Eu estava esperando a pior reação possível de Hades.
Ele parecia ter um prazer estranho em me torturar e me fazer desejar estar morta, mesmo nossos dois dias de casamento. Quero dizer, essa sensação começou no dia em que descobri que ele seria meu marido. Não foi como se ele tivesse me dado qualquer escolha. Ele sequer teve a decência de me conhecer, de conversar comigo, tentar descobrir quem eu era.
Meus pais, ainda piores que eles, me empurraram para uma vida infeliz nas mãos do homem que eu sequer sabia quem era. Um homem que parecia querer se vingar de algo que eu mesma não sabia o que era. Mas, uma coisa era fato, eu era seu alvo.
Não tinha escolha. Não tinha para onde correr. Ainda segurando a minha bochecha, meus olhos pinicam, mas não tenho coragem de abri-los. Não quando a voz de trovão de Hades ecoa pela mansão, rosnando como um cachorro com raiva, se aproximando. Vindo na minha direção.
— Acho que a pergunta certa seria: Quem permitiu que você entrasse na minha casa? Já disse que não quero a sua presença. — Ele disse, e eu sou obrigada a abrir meus olhos.
Hades está entre mim e sua mãe. Suas costas largas tampam a minha visão dela e eu sinto algo se remexer em meu interior? Ele está me defendendo?

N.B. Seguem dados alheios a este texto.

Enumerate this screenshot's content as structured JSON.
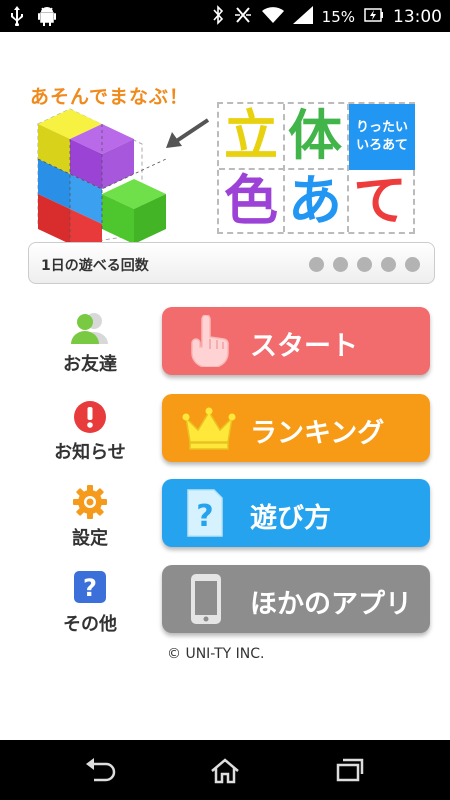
{
  "status_bar": {
    "battery_percent": "15%",
    "time": "13:00",
    "icons": [
      "usb-icon",
      "android-icon",
      "bluetooth-icon",
      "mute-icon",
      "wifi-icon",
      "signal-icon",
      "battery-charging-icon"
    ]
  },
  "header": {
    "catchphrase": "あそんでまなぶ！",
    "logo": {
      "chars": [
        "立",
        "体",
        "色",
        "あ",
        "て"
      ],
      "ruby_line1": "りったい",
      "ruby_line2": "いろあて",
      "colors": {
        "立": "#e8d20f",
        "体": "#41b54a",
        "色": "#9c42d6",
        "あ": "#2196f3",
        "て": "#ee3b3b"
      }
    }
  },
  "plays": {
    "label": "1日の遊べる回数",
    "remaining": 0,
    "total": 5
  },
  "side_menu": [
    {
      "label": "お友達",
      "icon": "friends-icon"
    },
    {
      "label": "お知らせ",
      "icon": "notice-icon"
    },
    {
      "label": "設定",
      "icon": "gear-icon"
    },
    {
      "label": "その他",
      "icon": "question-icon"
    }
  ],
  "main_buttons": [
    {
      "label": "スタート",
      "icon": "pointing-hand-icon",
      "color": "#f26b6d"
    },
    {
      "label": "ランキング",
      "icon": "crown-icon",
      "color": "#f79a16"
    },
    {
      "label": "遊び方",
      "icon": "help-document-icon",
      "color": "#26a3ee"
    },
    {
      "label": "ほかのアプリ",
      "icon": "smartphone-icon",
      "color": "#8d8d8d"
    }
  ],
  "footer": {
    "copyright": "© UNI-TY INC."
  },
  "nav_bar": {
    "buttons": [
      "back-icon",
      "home-icon",
      "recent-apps-icon"
    ]
  }
}
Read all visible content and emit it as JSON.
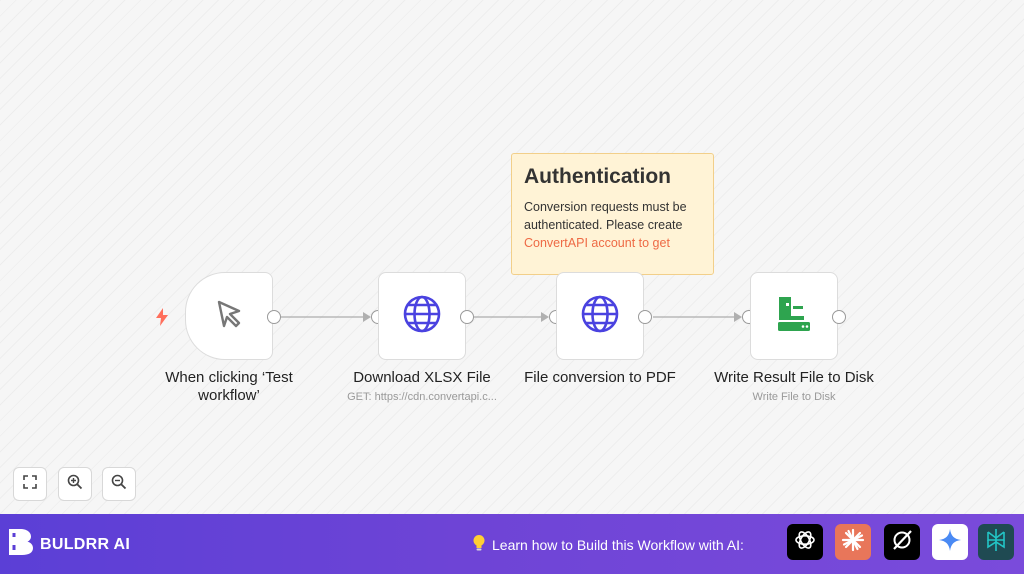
{
  "nodes": [
    {
      "label": "When clicking ‘Test workflow’",
      "icon": "cursor-icon"
    },
    {
      "label": "Download XLSX File",
      "subtitle": "GET: https://cdn.convertapi.c...",
      "icon": "globe-icon"
    },
    {
      "label": "File conversion to PDF",
      "icon": "globe-icon"
    },
    {
      "label": "Write Result File to Disk",
      "subtitle": "Write File to Disk",
      "icon": "disk-write-icon"
    }
  ],
  "sticky": {
    "title": "Authentication",
    "body": "Conversion requests must be authenticated. Please create",
    "link": "ConvertAPI account to get"
  },
  "footer": {
    "brand": "BULDRR AI",
    "learn_text": "Learn how to Build this Workflow with AI:"
  },
  "colors": {
    "accent": "#4a42e0",
    "trigger": "#ff6f5c",
    "sticky_bg": "#fff3d6",
    "footer": "#6a44d8",
    "disk_green": "#2ea44f"
  }
}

— Hades! — Sua mãe exclama. — Não acredito que ainda está com essa atitude comigo.
— Veja bem, eu nunca disse que mudaria de atitude com você. Eu odeio você. Ainda não colocou isso na própria cabeça?
Sua mãe dá uma risada cheia de escárnio e meus olhos recaem sobre a irmã de Hades, com os olhos arregalados, encolhida. Está usando um conjunto de moletom, mesmo com o tempo ensolarado.
— Eu não acredito que consegue dizer uma coisas dessas para a sua mãe enquanto ainda se enfia entre as pernas dessa... — Ela aponta o dedo para mim, seu rosto se contorcendo em nojo. — Não vou terminar essa frase para não descer meu nivel.
— Essa mulher é minha esposa. Sua primeira dama. Você deve respeito a ela. — Hades diz, puxando-me pela cintura para me juntar a ele. — Você bateu nela?
Os olhos de Hades estão me analisando enquanto eu me encolho. Seu dedo segura meu queixo e ele suspira alto. Apoio minha mão em seu peito e sinto seus dedos me deixando, enquanto ele se vira para a mãe.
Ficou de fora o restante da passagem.